My husband is not the most romantic kind of guy. Buying flowers or writing love poems doesn’t come naturally to him. He never even made the big wedding proposal. I always knew that’s who he is, and I love him as he is, so it’s not a problem for me.
On our wedding ceremony, we were expecting that during the exchange of rings we were going to repeat after the officiant, so we didn’t prepare anything. When the moment actually came, he asked us to say our vows. Both my husband and I froze at the moment; we had to improvise and come up with something at the spot. He said a simple “I love you so much”, which he could barely pronounce as he started to tear up. It meant everything to me; even though he didn’t say much, I could see it all in his eyes. That moment is what most people remember best from our wedding. It was truly emotional and beautiful.

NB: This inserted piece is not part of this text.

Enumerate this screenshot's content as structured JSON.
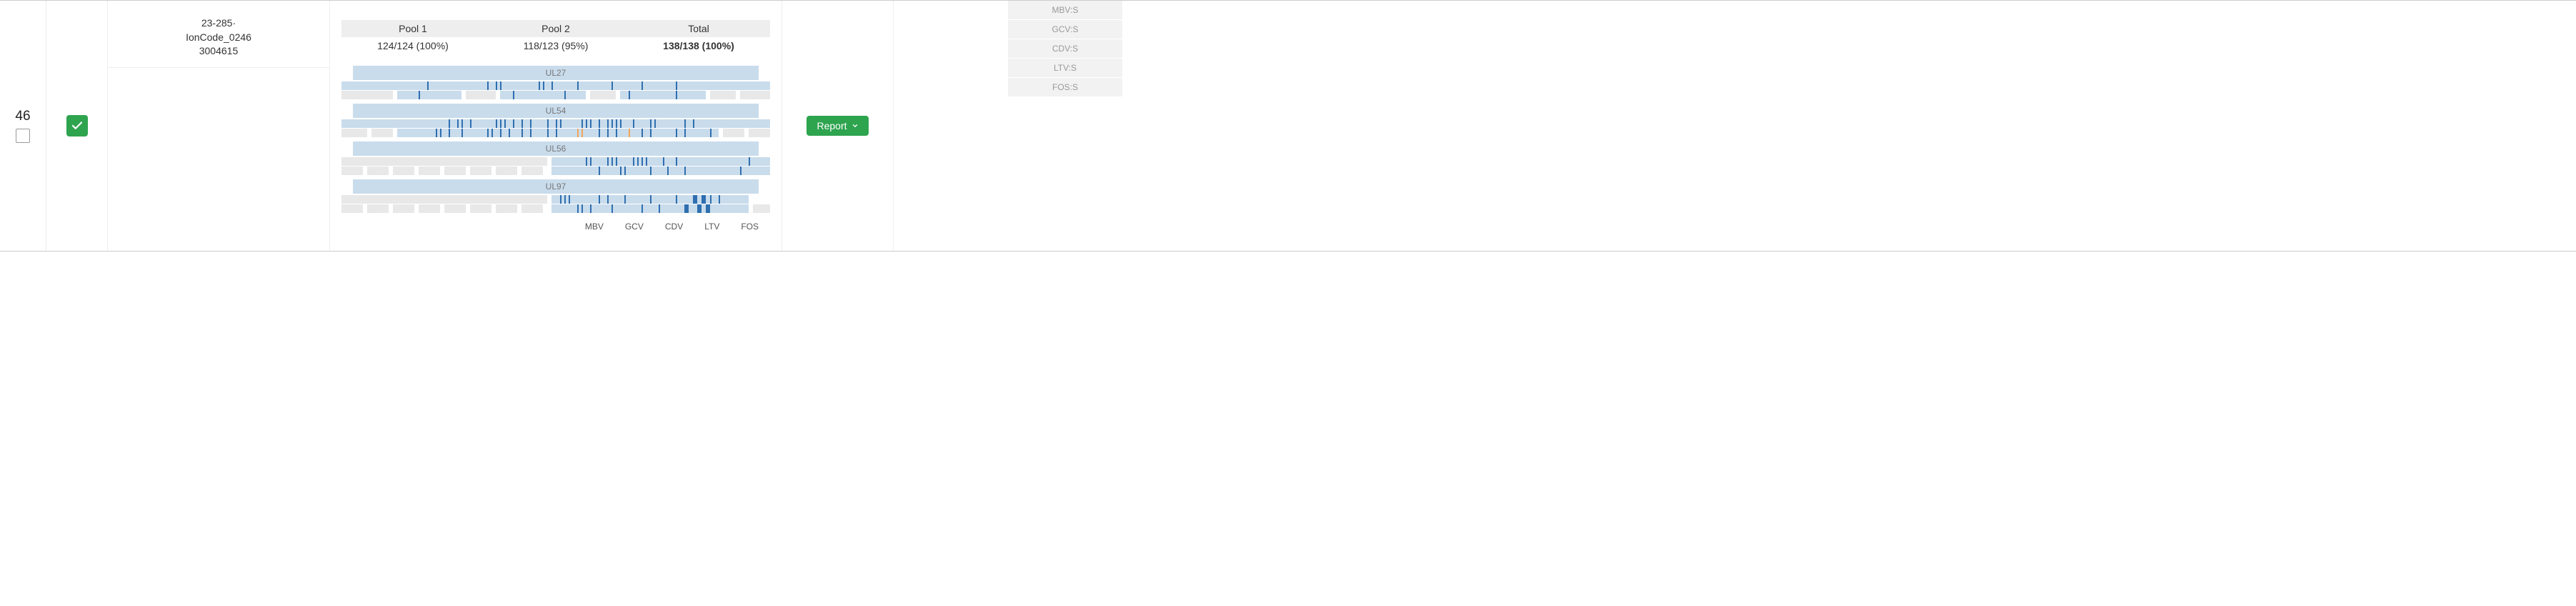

He’s maybe not the most romantic guy out there, but he’s amazing with kids. Every kid, of any age, loves him. He just have a way with them, I can’t explain. I used to love watching him play with our friends’ or my siblings’ children. Now, it breaks my heart. I know that being a father is his biggest desire and it kills me that I can’t do this for him.
Lately he’s been having a hard time coping. As his optimism failed, he now has to find something else to hold on to. He started seeing a therapist to help him through it.
The other day, when I arrived home from work, he was in bed, reading. I lay down with him and we started talking. He was saying how he’s been feeling sad and that he thinks only now he’s started to allow himself to grieve all our losses, not only our babies, but our dreams and ideas of the future. He also told me the psychologist had suggested that he tries to imagine how can our life be if the treatments don’t succeed.
We’re talking about this when he said: I love you and I want to be with you even if we can’t have children. I didn’t marry you only for having children, I married you to be with you. I was very glad he said that, and replied: I know, I feel the same, but when we married we expected children, we both wanted children and agreed to have children. His answer was the best declaration of love I could ever wish for at this moment in our lives: I would still have married you even if I knew beforehand that we couldn’t have children together. Tears started rolling down my face, we hugged and cried together for a little while.
These simple words may be taken for granted by others not struggling so much to carry a baby to term, or if I didn’t blame myself and my body for this failure. Right now, however, it means the world to me. It means we will manage to be ok, no matter what the future brings. Together.